Connected to this anxiety about how nostalgia functions in history, BYU professor Rob MacFarland presented a colloquium for the Humanities Center titled “Cyberzombie in a Prom Dress: Reconstruction, Resurrection and the Sequel to the Modern German City” in which he explored how German cities have re-created old German architecture. This nostalgic attempt to restore the city has created tourist attractions that present a false representation of German culture, similar to “Disneyfied reconstructions” mentioned by Rearick. One has to wonder, then, how nostalgia functions as an attempt to reconstruct the past and whether or not that reconstruction hinders history.
I recently came across an article by Sarah A. Chrisman, who claims to be authentically studying and experiencing Victorian culture by immersing in it. She writes of her and her husband, “Our methods are quite different from those of academics. Everything in our daily life is connected to our period of study, from the technologies we use to the ways we interact with the world.” She describes her and her husband’s daily routine and how they have eschewed modern technology (aside from the fact, I guess, that she publishes her articles on the internet and sells her books through Amazon) in order to live simpler and fuller lives. In her critique of modern scholarship, she writes, “Modern commentaries on the past can get appallingly like the game ‘telephone’: One person misinterprets something, the next exaggerates it, a third twists it to serve an agenda, and so on. Going back to the original sources is the only way to learn the truth.” The irony behind this statement is that her solution to this game of telephone is to supposedly reconstruct Victorian living. Arguing that she began to be more aware of the objects around her to the point that she feels like she is actually living a Victorian lifestyle, she sets herself up as a superior historian who has discovered new secrets about Victorian culture and history.

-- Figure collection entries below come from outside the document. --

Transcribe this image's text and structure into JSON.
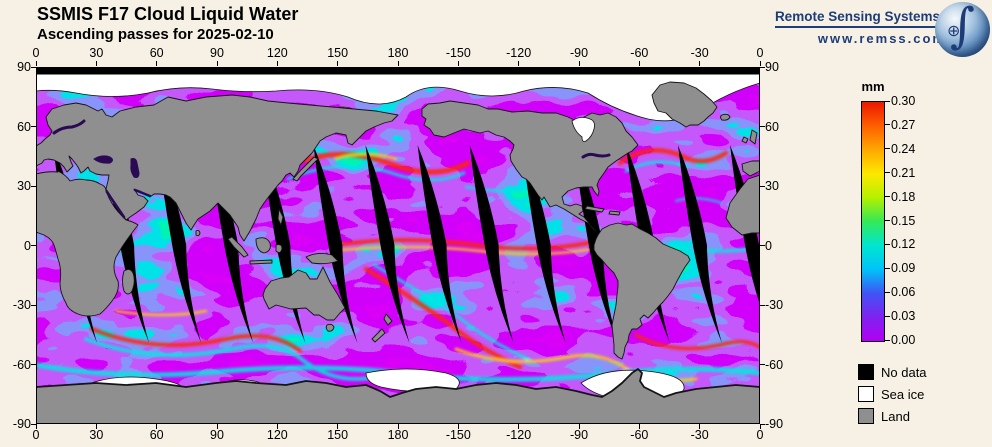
{
  "page": {
    "background": "#f6f1e4"
  },
  "header": {
    "title": "SSMIS F17 Cloud Liquid Water",
    "subtitle": "Ascending passes for 2025-02-10"
  },
  "branding": {
    "name": "Remote Sensing Systems",
    "url": "www.remss.com",
    "color": "#1e3c78",
    "logo": "earth-globe-with-integral-icon"
  },
  "chart_data": {
    "type": "heatmap",
    "title": "SSMIS F17 Cloud Liquid Water",
    "subtitle": "Ascending passes for 2025-02-10",
    "satellite": "SSMIS F17",
    "variable": "Cloud Liquid Water",
    "pass_type": "Ascending",
    "date": "2025-02-10",
    "projection": "equirectangular world map, longitude 0 to 360 east, latitude 90 to -90",
    "x_axis": {
      "ticks": [
        "0",
        "30",
        "60",
        "90",
        "120",
        "150",
        "180",
        "-150",
        "-120",
        "-90",
        "-60",
        "-30",
        "0"
      ],
      "range_deg": [
        0,
        360
      ],
      "shown_top_and_bottom": true
    },
    "y_axis": {
      "ticks": [
        "90",
        "60",
        "30",
        "0",
        "-30",
        "-60",
        "-90"
      ],
      "range_deg": [
        90,
        -90
      ],
      "shown_left_and_right": true
    },
    "colorbar": {
      "unit": "mm",
      "min": 0.0,
      "max": 0.3,
      "ticks": [
        "0.30",
        "0.27",
        "0.24",
        "0.21",
        "0.18",
        "0.15",
        "0.12",
        "0.09",
        "0.06",
        "0.03",
        "0.00"
      ],
      "stops": [
        {
          "value": 0.0,
          "color": "#b200f5"
        },
        {
          "value": 0.03,
          "color": "#8022f0"
        },
        {
          "value": 0.06,
          "color": "#3f55f5"
        },
        {
          "value": 0.09,
          "color": "#00c3f9"
        },
        {
          "value": 0.12,
          "color": "#00e6cf"
        },
        {
          "value": 0.15,
          "color": "#35e857"
        },
        {
          "value": 0.18,
          "color": "#b5f000"
        },
        {
          "value": 0.21,
          "color": "#fde800"
        },
        {
          "value": 0.24,
          "color": "#ffa800"
        },
        {
          "value": 0.27,
          "color": "#ff5f00"
        },
        {
          "value": 0.3,
          "color": "#ec1800"
        }
      ]
    },
    "legend": [
      {
        "label": "No data",
        "color": "#000000"
      },
      {
        "label": "Sea ice",
        "color": "#ffffff"
      },
      {
        "label": "Land",
        "color": "#8f8f8f"
      }
    ],
    "map": {
      "ocean_color": "#a400f0",
      "land_color": "#8f8f8f",
      "no_data_color": "#000000",
      "sea_ice_color": "#ffffff",
      "swath_gaps": 14,
      "polar_no_data_band_lat": [
        88,
        90
      ]
    }
  }
}
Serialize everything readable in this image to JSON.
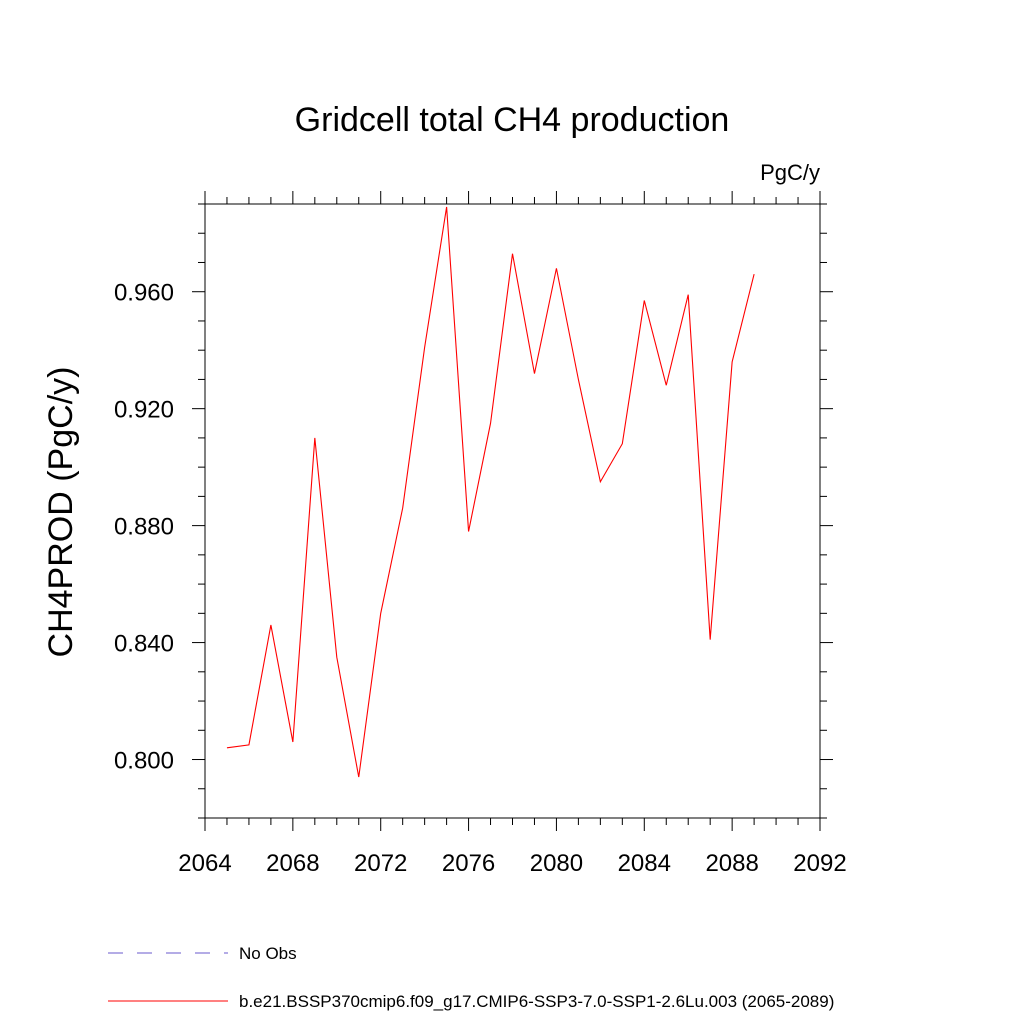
{
  "chart_data": {
    "type": "line",
    "title": "Gridcell total CH4 production",
    "units_label": "PgC/y",
    "ylabel": "CH4PROD  (PgC/y)",
    "xlabel": "",
    "xlim": [
      2064,
      2092
    ],
    "ylim": [
      0.78,
      0.99
    ],
    "x_ticks": [
      2064,
      2068,
      2072,
      2076,
      2080,
      2084,
      2088,
      2092
    ],
    "x_tick_labels": [
      "2064",
      "2068",
      "2072",
      "2076",
      "2080",
      "2084",
      "2088",
      "2092"
    ],
    "y_ticks": [
      0.8,
      0.84,
      0.88,
      0.92,
      0.96
    ],
    "y_tick_labels": [
      "0.800",
      "0.840",
      "0.880",
      "0.920",
      "0.960"
    ],
    "grid": false,
    "legend_position": "bottom-left",
    "series": [
      {
        "name": "b.e21.BSSP370cmip6.f09_g17.CMIP6-SSP3-7.0-SSP1-2.6Lu.003 (2065-2089)",
        "color": "#ff0000",
        "style": "solid",
        "x": [
          2065,
          2066,
          2067,
          2068,
          2069,
          2070,
          2071,
          2072,
          2073,
          2074,
          2075,
          2076,
          2077,
          2078,
          2079,
          2080,
          2081,
          2082,
          2083,
          2084,
          2085,
          2086,
          2087,
          2088,
          2089
        ],
        "y": [
          0.804,
          0.805,
          0.846,
          0.806,
          0.91,
          0.835,
          0.794,
          0.85,
          0.886,
          0.941,
          0.989,
          0.878,
          0.915,
          0.973,
          0.932,
          0.968,
          0.93,
          0.895,
          0.908,
          0.957,
          0.928,
          0.959,
          0.841,
          0.936,
          0.966
        ]
      }
    ],
    "legend": [
      {
        "label": "No Obs",
        "color": "#6a5acd",
        "style": "dashed"
      },
      {
        "label": "b.e21.BSSP370cmip6.f09_g17.CMIP6-SSP3-7.0-SSP1-2.6Lu.003 (2065-2089)",
        "color": "#ff0000",
        "style": "solid"
      }
    ]
  }
}
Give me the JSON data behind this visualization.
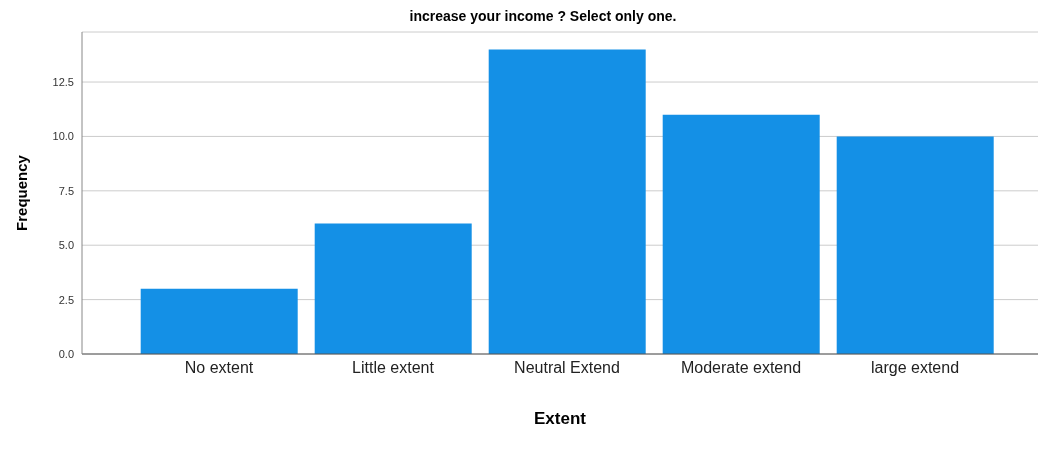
{
  "chart_data": {
    "type": "bar",
    "title": "increase your income ? Select only one.",
    "xlabel": "Extent",
    "ylabel": "Frequency",
    "categories": [
      "No extent",
      "Little extent",
      "Neutral Extend",
      "Moderate extend",
      "large extend"
    ],
    "values": [
      3,
      6,
      14,
      11,
      10
    ],
    "color": "#1490e6",
    "ylim": [
      0,
      14.8
    ],
    "yticks": [
      {
        "value": 0,
        "label": "0.0"
      },
      {
        "value": 2.5,
        "label": "2.5"
      },
      {
        "value": 5,
        "label": "5.0"
      },
      {
        "value": 7.5,
        "label": "7.5"
      },
      {
        "value": 10,
        "label": "10.0"
      },
      {
        "value": 12.5,
        "label": "12.5"
      }
    ],
    "grid": "y"
  }
}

Her experiment is rooted in a sense of nostalgia as she uses the past to replace her anxieties about modern culture and to be a unique historian, but this is problematic because she ignores a broad range of anxieties present in Victorian culture that cannot ever be re-created in modern culture. One cannot begin to understand Victorian history simply by living in Victorian people’s clothes and reading their books (and only living similar to a Victorian in the middle class) anymore than one can understand a person’s life by only copying their daily, material actions. This study does not examine interior lives, social anxieties, contemporary culture, and lack of modern luxuries that even gives her the privilege to live this nostalgic, idealized life. Living is more than a material experience; it is rooted in the interior mind as well as the broader culture. Thus, nostalgia is only beneficial when it is personal and private or when a historian is careful about attempting to accurately preserve culture through nostalgia without falsely idealizing it.